All arguments are a rollercoaster ride, moving briskly through uncertainty and lingering over that which they are more sure of. The defendant drove his Ford Bronco away from police, but his counsel would rather focus on a black glove that doesn’t fit. You get the idea.

So it is with Stephen Bayley’s latest book, Why Brands Matter (Circa Press, £24.95). Bayley writes about design and culture, and is a known friend of controversy, having described Peter Mandelson as a ‘dictator’ during an ill-starred tenure as the creative director of the Millennium Dome.

Bayley holds that brands constitute ‘signs of life, evidence that we have moved beyond mere existence-and-subsistence into a world of values and desires,’ with which he push-starts his rollercoaster. Accordingly, Bayley denigrates plain packaging on cigarettes and, before you can think about this too deeply, is on to a very entertaining history of brands themselves.

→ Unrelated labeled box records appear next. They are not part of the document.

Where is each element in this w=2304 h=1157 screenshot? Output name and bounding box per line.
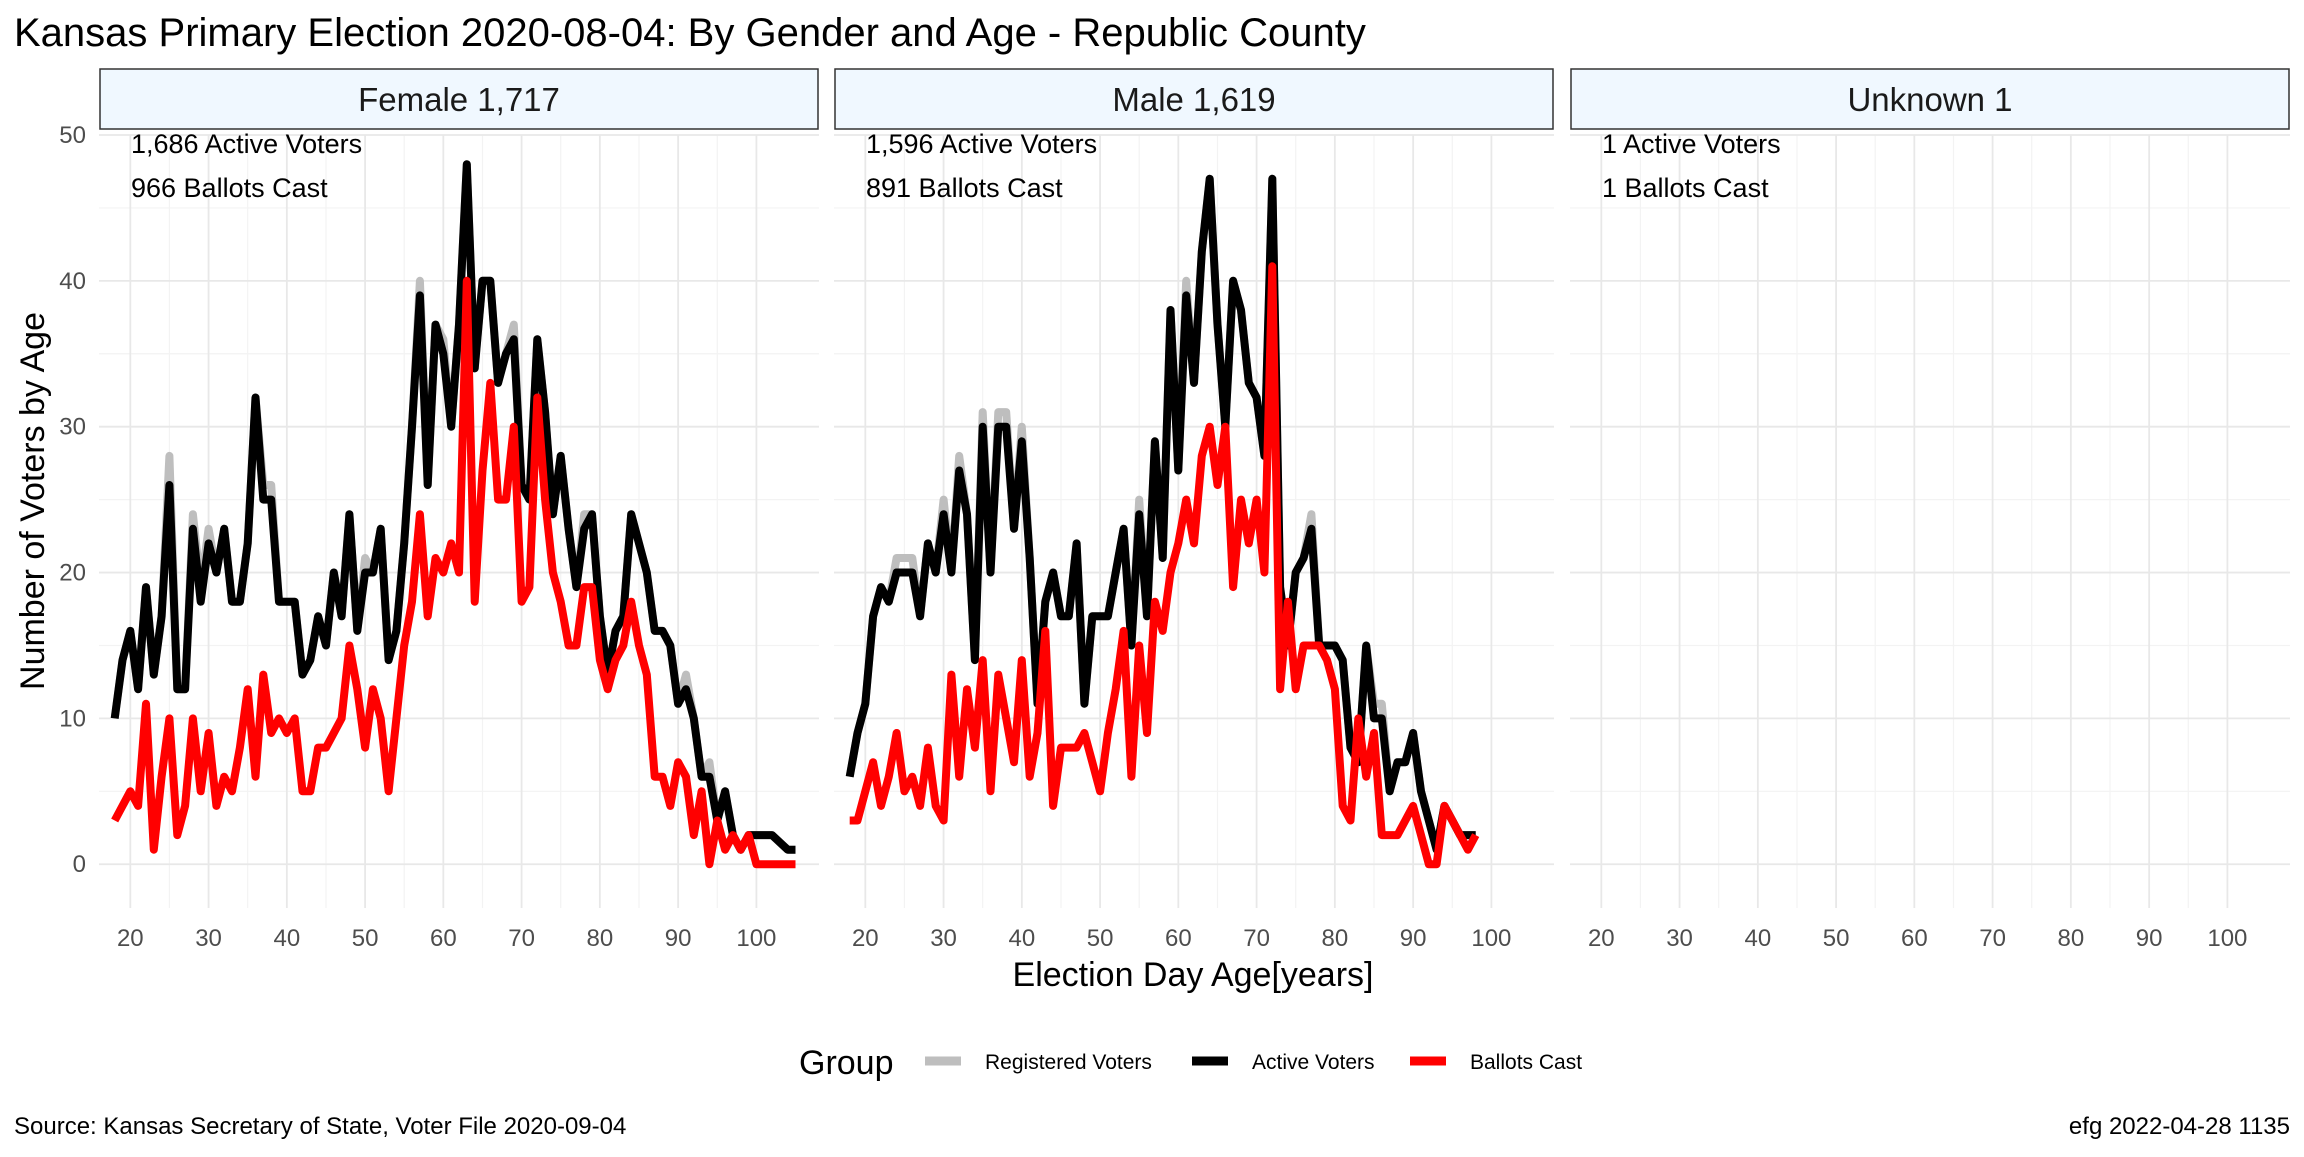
y-tick-label: 10 [59, 705, 86, 732]
x-tick-label: 80 [587, 925, 614, 952]
annotation-active-voters: 1,686 Active Voters [131, 129, 362, 159]
x-axis-title: Election Day Age[years] [1013, 956, 1374, 994]
x-tick-label: 20 [1588, 925, 1615, 952]
x-tick-label: 60 [430, 925, 457, 952]
series-line-active-voters [110, 160, 796, 854]
x-tick-label: 50 [1087, 925, 1114, 952]
x-tick-label: 50 [352, 925, 379, 952]
legend-label-ballots-cast: Ballots Cast [1470, 1051, 1582, 1074]
x-tick-label: 70 [1243, 925, 1270, 952]
strip-box [99, 68, 819, 130]
x-tick-label: 60 [1901, 925, 1928, 952]
x-tick-label: 80 [2058, 925, 2085, 952]
x-tick-label: 20 [117, 925, 144, 952]
x-tick-label: 30 [930, 925, 957, 952]
panel-male-1-619: Male 1,619 1,596 Active Voters 891 Ballots… [834, 68, 1554, 908]
x-tick-label: 40 [1744, 925, 1771, 952]
x-tick-label: 70 [508, 925, 535, 952]
x-tick-label: 90 [2136, 925, 2163, 952]
panel-unknown-1: Unknown 1 1 Active Voters 1 Ballots Cast [1570, 68, 2290, 908]
y-tick-label: 50 [59, 122, 86, 149]
y-tick-label: 20 [59, 560, 86, 587]
y-tick-label: 40 [59, 268, 86, 295]
x-tick-label: 90 [665, 925, 692, 952]
x-tick-label: 30 [1666, 925, 1693, 952]
strip-box [834, 68, 1554, 130]
x-tick-label: 100 [736, 925, 776, 952]
x-tick-label: 70 [1979, 925, 2006, 952]
strip-label: Unknown 1 [1847, 81, 2012, 118]
series-line-ballots-cast [111, 276, 796, 869]
caption-credit: efg 2022-04-28 1135 [2069, 1113, 2290, 1140]
annotation-active-voters: 1,596 Active Voters [866, 129, 1097, 159]
series-line-active-voters [845, 174, 1476, 854]
annotation-ballots-cast: 891 Ballots Cast [866, 173, 1063, 203]
x-tick-label: 30 [195, 925, 222, 952]
annotation-ballots-cast: 1 Ballots Cast [1602, 173, 1769, 203]
axis-layer: 20 30 40 50 60 70 80 90 100 20 30 40 50 60 70 80 90 100 20… [59, 122, 2247, 952]
strip-box [1570, 68, 2290, 130]
panels-layer: Female 1,717 1,686 Active Voters 966 Ballo… [99, 68, 2290, 908]
chart-title: Kansas Primary Election 2020-08-04: By G… [14, 11, 1366, 55]
x-tick-label: 40 [1008, 925, 1035, 952]
series-line-registered-voters [110, 160, 796, 854]
strip-label: Female 1,717 [358, 81, 560, 118]
legend-label-active-voters: Active Voters [1252, 1051, 1375, 1074]
annotation-active-voters: 1 Active Voters [1602, 129, 1781, 159]
x-tick-label: 90 [1400, 925, 1427, 952]
legend-title: Group [799, 1044, 894, 1082]
y-axis-title: Number of Voters by Age [14, 312, 52, 690]
legend-label-registered-voters: Registered Voters [985, 1051, 1152, 1074]
caption-source: Source: Kansas Secretary of State, Voter… [14, 1113, 626, 1140]
panel-female-1-717: Female 1,717 1,686 Active Voters 966 Ballo… [99, 68, 819, 908]
x-tick-label: 80 [1322, 925, 1349, 952]
x-tick-label: 60 [1165, 925, 1192, 952]
x-tick-label: 40 [273, 925, 300, 952]
strip-label: Male 1,619 [1112, 81, 1275, 118]
annotation-ballots-cast: 966 Ballots Cast [131, 173, 328, 203]
y-tick-label: 0 [73, 851, 86, 878]
x-tick-label: 100 [2207, 925, 2247, 952]
series-line-ballots-cast [849, 262, 1480, 869]
legend: Group Registered Voters Active Voters Ball… [799, 1044, 1582, 1082]
y-tick-label: 30 [59, 414, 86, 441]
x-tick-label: 20 [852, 925, 879, 952]
x-tick-label: 100 [1471, 925, 1511, 952]
x-tick-label: 50 [1823, 925, 1850, 952]
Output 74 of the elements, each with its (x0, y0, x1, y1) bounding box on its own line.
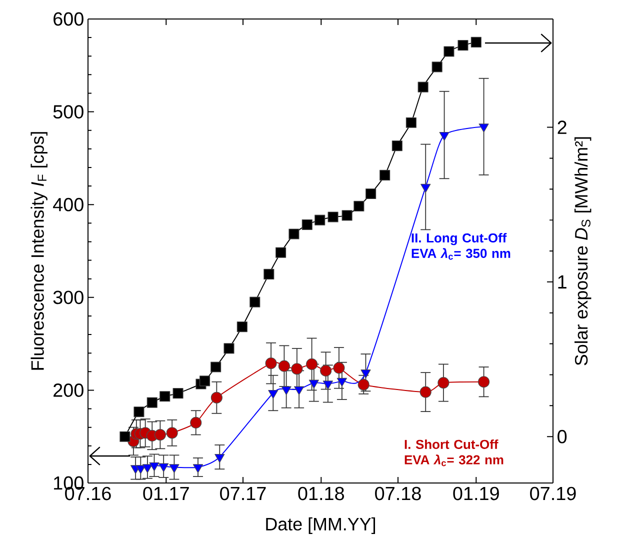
y-tick-label: 500 (53, 105, 84, 118)
point (418, 82, 428, 92)
point (322, 380, 333, 390)
point (328, 212, 338, 222)
point (392, 140, 402, 152)
y-tick-label: 600 (54, 12, 84, 26)
point (366, 188, 376, 200)
point (302, 219, 312, 230)
x-tick-label: 01.18 (298, 486, 344, 500)
point (380, 170, 390, 180)
y2-tick-label: 2 (558, 120, 566, 134)
point (265, 358, 277, 370)
point (358, 378, 370, 390)
point (200, 376, 210, 386)
point (406, 117, 416, 128)
x-tick-label: 01.17 (143, 486, 189, 500)
y2-tick-label: 0 (558, 430, 567, 444)
point (190, 416, 202, 428)
point (149, 462, 160, 472)
x-tick-label: 07.17 (220, 486, 266, 500)
point (158, 463, 169, 472)
point (134, 406, 144, 418)
point (136, 465, 146, 474)
y-tick-label: 200 (54, 383, 84, 397)
point (142, 464, 152, 474)
annotation: II. Long Cut-Off EVA λ$_{c}$= 350 nm (412, 233, 510, 260)
point (439, 132, 450, 141)
point (268, 390, 278, 399)
x-axis-title: Date [MM.YY] (266, 517, 376, 534)
point (224, 343, 234, 354)
point (276, 247, 286, 258)
y2-tick-label: 1 (558, 275, 566, 288)
y-axis-title: Fluorescence Intensity I$_{F}$ [cps] (30, 132, 48, 370)
x-tick-label: 07.18 (375, 486, 421, 500)
y-tick-label: 300 (53, 290, 84, 304)
point (146, 397, 158, 408)
point (166, 427, 178, 439)
point (470, 36, 482, 48)
point (354, 200, 364, 212)
point (438, 376, 450, 389)
point (342, 210, 352, 221)
point (288, 228, 300, 240)
point (250, 296, 260, 308)
point (192, 464, 204, 474)
point (210, 392, 222, 404)
point (154, 428, 166, 441)
point (160, 391, 170, 402)
point (360, 370, 371, 378)
point (210, 362, 222, 372)
point (172, 388, 184, 399)
point (314, 214, 326, 226)
point (444, 46, 454, 57)
y-tick-label: 400 (53, 198, 84, 212)
point (420, 386, 432, 398)
point (264, 268, 274, 280)
point (308, 380, 319, 389)
x-tick-label: 07.19 (530, 486, 576, 500)
point (120, 431, 130, 442)
point (281, 386, 292, 396)
y2-axis-title: Solar exposure D$_{S}$ [MWh/m²] (574, 137, 592, 366)
point (214, 454, 225, 463)
annotation: I. Short Cut-Off EVA λ$_{c}$= 322 nm (404, 439, 504, 466)
point (333, 362, 345, 374)
point (336, 378, 347, 387)
point (320, 364, 332, 376)
point (432, 62, 442, 72)
point (294, 386, 304, 396)
point (478, 124, 489, 132)
point (236, 322, 248, 332)
x-tick-label: 01.19 (453, 486, 499, 500)
point (458, 40, 468, 51)
point (420, 184, 431, 193)
point (478, 376, 490, 388)
point (169, 464, 180, 474)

Coca-Cola looms inevitably large, but flags, religion and even Stalin are convincingly advanced as extensions of the brand ethos, being designed to elicit a wholly emotional response that transcends reason. And before you know where you are, he’s cocking a well-tailored Burberry snook at the ‘no logo’ millennials, who prove that brands exist by studied indifference to them.

This is an entertaining ride and Bayley is learned and amusing. With shoppers choosing Aldi and Lidl, however, and the logo-lite Primark routinely packed, how much people still believe in brands is uncertain.